Der für das Ressort Internet zuständige Bundesinnenminister Hans-Peter Friedrich zeigte bisher wenig Interesse für diesen seinen Aufgabenbereich. Bei einer politischen Grundsatzrede vor Kongressteilnehmern der Konrad-Adenauer-Stiftung im November konnte er weder mit Fachwissen noch mit innovativen Ansichten glänzen. So bleiben Thomas de Maizières 14 Thesen zum Internet, die er noch zu seiner Amtszeit als Innenminister 2010 verkündet hatte, die wohl intensivste Zuwendung eines zuständigen Politikers zum Netz.

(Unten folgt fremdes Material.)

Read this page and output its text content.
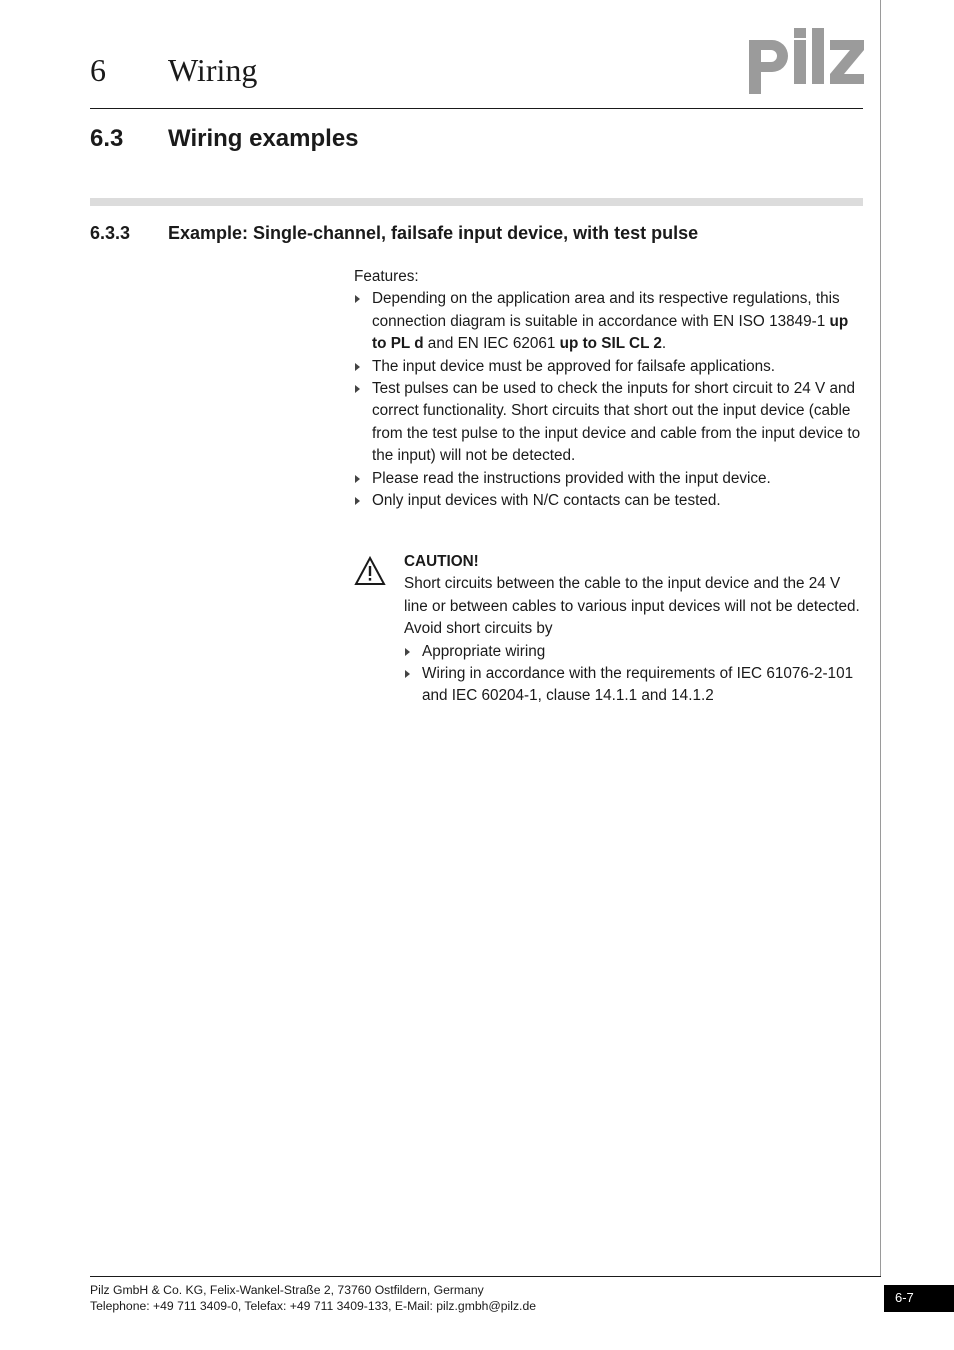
6 Wiring
6.3 Wiring examples
6.3.3 Example: Single-channel, failsafe input device, with test pulse

Features:

Depending on the application area and its respective regulations, this connection diagram is suitable in accordance with EN ISO 13849-1 up to PL d and EN IEC 62061 up to SIL CL 2.
The input device must be approved for failsafe applications.
Test pulses can be used to check the inputs for short circuit to 24 V and correct functionality. Short circuits that short out the input device (cable from the test pulse to the input device and cable from the input device to the input) will not be detected.
Please read the instructions provided with the input device.
Only input devices with N/C contacts can be tested.
CAUTION!
Short circuits between the cable to the input device and the 24 V line or between cables to various input devices will not be detected.
Avoid short circuits by
Appropriate wiring
Wiring in accordance with the requirements of IEC 61076-2-101 and IEC 60204-1, clause 14.1.1 and 14.1.2
Pilz GmbH & Co. KG, Felix-Wankel-Straße 2, 73760 Ostfildern, Germany
Telephone: +49 711 3409-0, Telefax: +49 711 3409-133, E-Mail: pilz.gmbh@pilz.de
6-7
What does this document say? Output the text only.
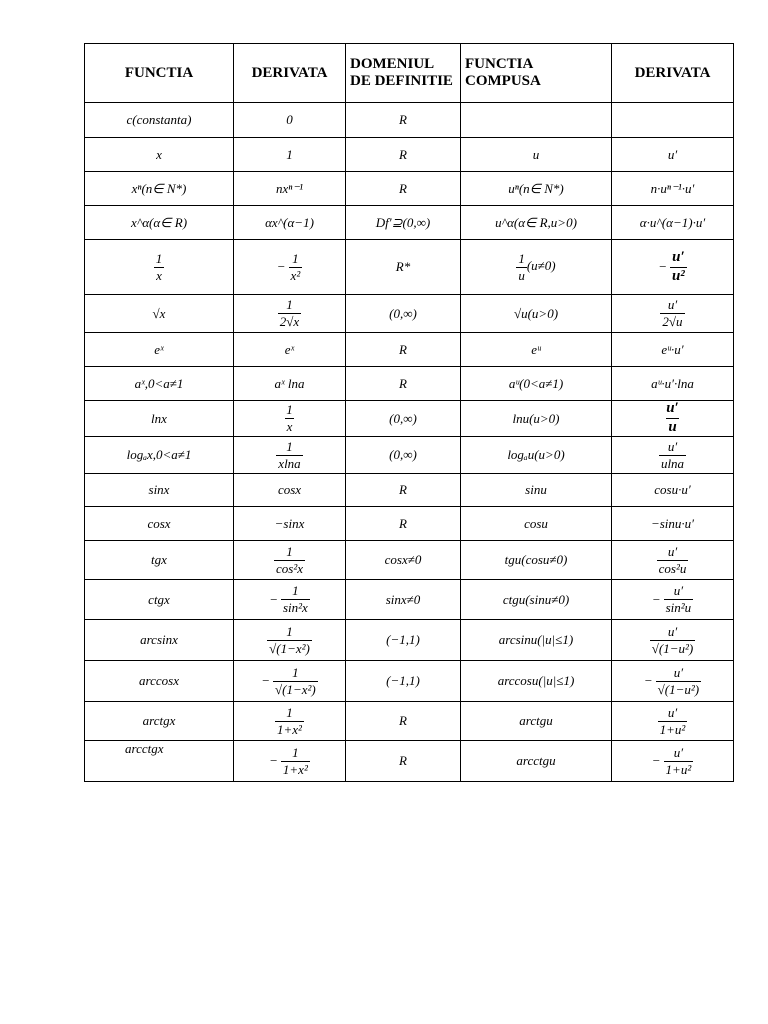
FUNCTIA	DERIVATA	DOMENIUL DE DEFINITIE	FUNCTIA COMPUSA	DERIVATA
c(constanta)	0	R		
x	1	R	u	u′
xⁿ(n∈ N*)	nxⁿ⁻¹	R	uⁿ(n∈ N*)	n·uⁿ⁻¹·u′
x^α(α∈ R)	αx^(α−1)	Df′⊇(0,∞)	u^α(α∈ R,u>0)	α·u^(α−1)·u′

$\frac{1}{x}$	− $\frac{1}{\text{x²}}$	R*	$\frac{1}{u} (u\ne 0)$	− $\frac{u'}{\text{u²}}$

√x	$\frac{1}{2√x}$	(0,∞)	√u(u>0)	$\frac{u'}{2√u}$

eˣ	eˣ	R	eᵘ	eᵘ·u′
aˣ,0<a≠1	aˣ lna	R	aᵘ(0<a≠1)	aᵘ·u′·lna
lnx	$\frac{1}{x}$	(0,∞)	lnu(u>0)	$\frac{u'}{u}$

logₐx,0<a≠1	$\frac{1}{xlna}$	(0,∞)	logₐu(u>0)	$\frac{u'}{ulna}$

sinx	cosx	R	sinu	cosu·u′
cosx	−sinx	R	cosu	−sinu·u′
tgx	$\frac{1}{\text{cos²x}}$	cosx≠0	tgu(cosu≠0)	$\frac{u'}{\text{cos²u}}$

ctgx	− $\frac{1}{\text{sin²x}}$	sinx≠0	ctgu(sinu≠0)	− $\frac{u'}{\text{sin²u}}$

arcsinx	$\frac{1}{\text{√(1−x²)}}$	(−1,1)	arcsinu(|u|≤1)	$\frac{u'}{\text{√(1−u²)}}$

arccosx	− $\frac{1}{\text{√(1−x²)}}$	(−1,1)	arccosu(|u|≤1)	− $\frac{u'}{\text{√(1−u²)}}$

arctgx	$\frac{1}{\text{1+x²}}$	R	arctgu	$\frac{u'}{\text{1+u²}}$

arcctgx	− $\frac{1}{\text{1+x²}}$	R	arcctgu	− $\frac{u'}{\text{1+u²}}$
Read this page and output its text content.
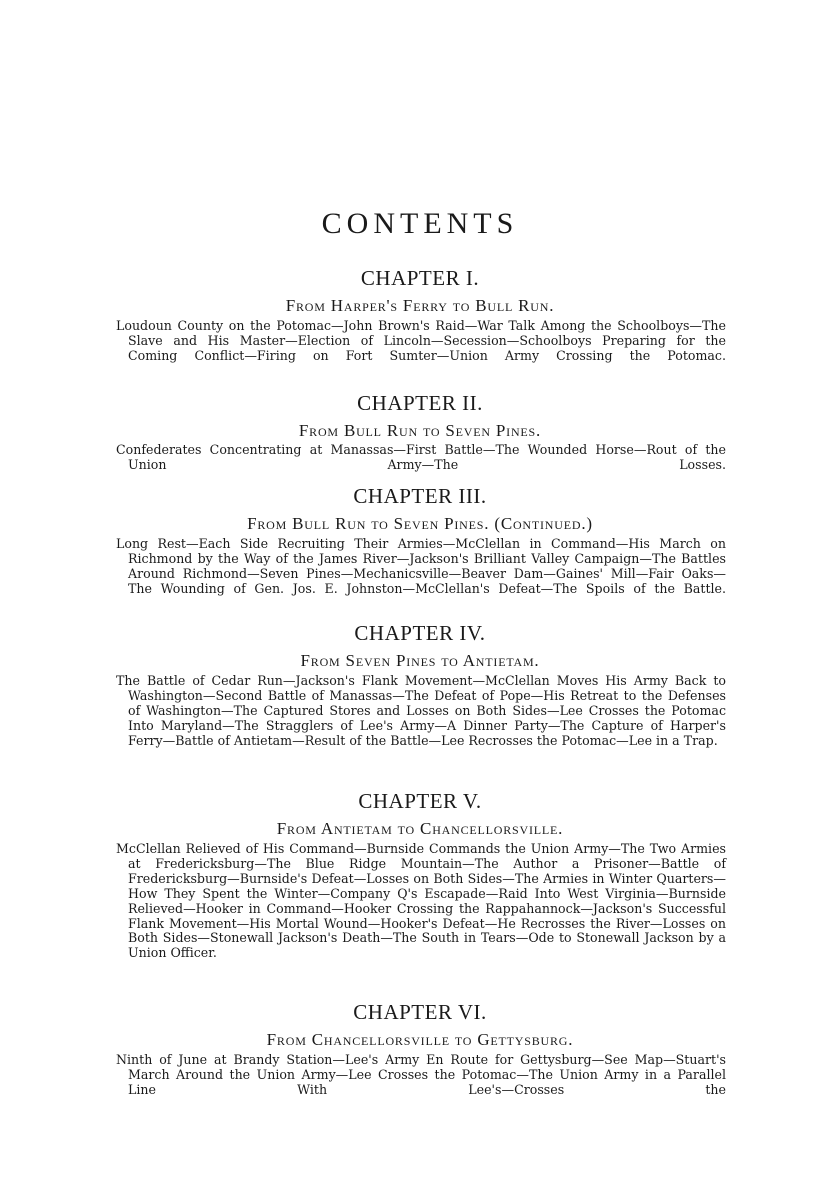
CONTENTS
CHAPTER I.
From Harper's Ferry to Bull Run.
Loudoun County on the Potomac—John Brown's Raid—War Talk Among the Schoolboys—The Slave and His Master—Election of Lincoln—Secession—Schoolboys Preparing for the Coming Conflict—Firing on Fort Sumter—Union Army Crossing the Potomac.
CHAPTER II.
From Bull Run to Seven Pines.
Confederates Concentrating at Manassas—First Battle—The Wounded Horse—Rout of the Union Army—The Losses.
CHAPTER III.
From Bull Run to Seven Pines. (Continued.)
Long Rest—Each Side Recruiting Their Armies—McClellan in Command—His March on Richmond by the Way of the James River—Jackson's Brilliant Valley Campaign—The Battles Around Richmond—Seven Pines—Mechanicsville—Beaver Dam—Gaines' Mill—Fair Oaks—The Wounding of Gen. Jos. E. Johnston—McClellan's Defeat—The Spoils of the Battle.
CHAPTER IV.
From Seven Pines to Antietam.
The Battle of Cedar Run—Jackson's Flank Movement—McClellan Moves His Army Back to Washington—Second Battle of Manassas—The Defeat of Pope—His Retreat to the Defenses of Washington—The Captured Stores and Losses on Both Sides—Lee Crosses the Potomac Into Maryland—The Stragglers of Lee's Army—A Dinner Party—The Capture of Harper's Ferry—Battle of Antietam—Result of the Battle—Lee Recrosses the Potomac—Lee in a Trap.
CHAPTER V.
From Antietam to Chancellorsville.
McClellan Relieved of His Command—Burnside Commands the Union Army—The Two Armies at Fredericksburg—The Blue Ridge Mountain—The Author a Prisoner—Battle of Fredericksburg—Burnside's Defeat—Losses on Both Sides—The Armies in Winter Quarters—How They Spent the Winter—Company Q's Escapade—Raid Into West Virginia—Burnside Relieved—Hooker in Command—Hooker Crossing the Rappahannock—Jackson's Successful Flank Movement—His Mortal Wound—Hooker's Defeat—He Recrosses the River—Losses on Both Sides—Stonewall Jackson's Death—The South in Tears—Ode to Stonewall Jackson by a Union Officer.
CHAPTER VI.
From Chancellorsville to Gettysburg.
Ninth of June at Brandy Station—Lee's Army En Route for Gettysburg—See Map—Stuart's March Around the Union Army—Lee Crosses the Potomac—The Union Army in a Parallel Line With Lee's—Crosses the
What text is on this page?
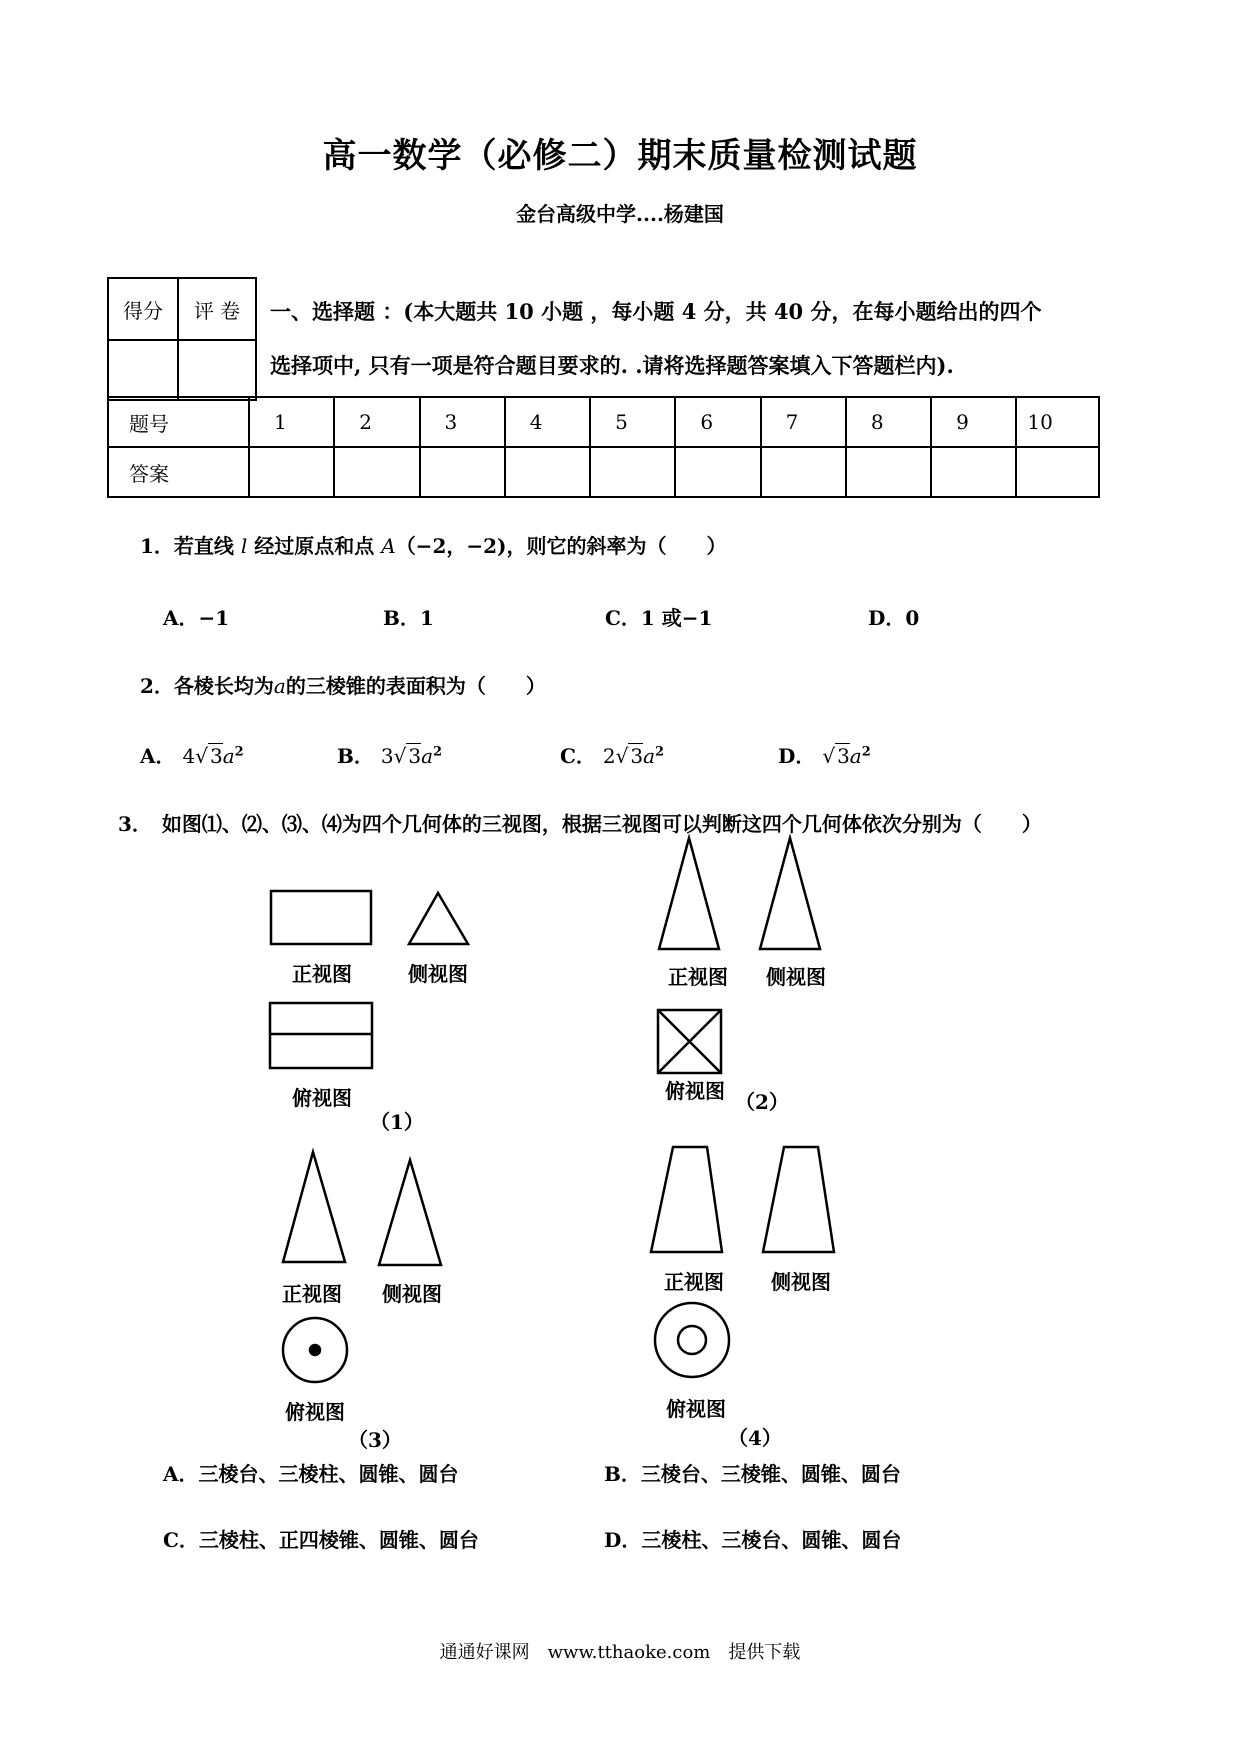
高一数学（必修二）期末质量检测试题
金台高级中学....杨建国
得分	评 卷
	一、选择题 ：(本大题共 10 小题 ，每小题 4 分，共 40 分，在每小题给出的四个
选择项中, 只有一项是符合题目要求的. .请将选择题答案填入下答题栏内).
题号	1	2	3	4	5	6	7	8	9	10
答案										
1．若直线 l 经过原点和点 A（−2，−2)，则它的斜率为（　　）
A．−1	B．1	C．1 或−1	D．0
2．各棱长均为a的三棱锥的表面积为（　　）
A． 4√ $3a^2$	B． 3√ $3a^2$	C． 2√ $3a^2$	D． √ $3a^2$
3．　如图⑴、⑵、⑶、⑷为四个几何体的三视图，根据三视图可以判断这四个几何体依次分别为（　　）
正视图	侧视图
俯视图
（1）
正视图 侧视图
俯视图 （2）
正视图 侧视图
俯视图
（3）
正视图 侧视图
俯视图
（4）
A．三棱台、三棱柱、圆锥、圆台	B．三棱台、三棱锥、圆锥、圆台
C．三棱柱、正四棱锥、圆锥、圆台	D．三棱柱、三棱台、圆锥、圆台
通通好课网　www.tthaoke.com　提供下载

Da das Internet, anders als die klassischen Medien, ein breites Spektrum an Funktionen für die Zivilgesellschaft erfüllt, wird hauptsächlich von Internetaktivisten und Organisationen für die Einführung eines Internetministers oder für die Verlagerung des Themas in mehrere Ministerien oder das Kanzleramt argumentiert. Auch wenn es selbstverständlich eine große Anzahl an wichtigen politischen Aufgaben zu erfüllen gibt, fehlt vielen die Würdigung von Netzpolitik als Querschnittsthema und die Anerkennung dafür, dass das Internet kein vorübergehendes Phänomen ist, das lediglich die junge Generation betrifft. Gerade nach den Ereignissen 2011 sollte die Politik in diesem Jahr die Chance ergreifen, die Rolle des Internet zu stärken und bewusst über Chancen und Risiken aufzuklären.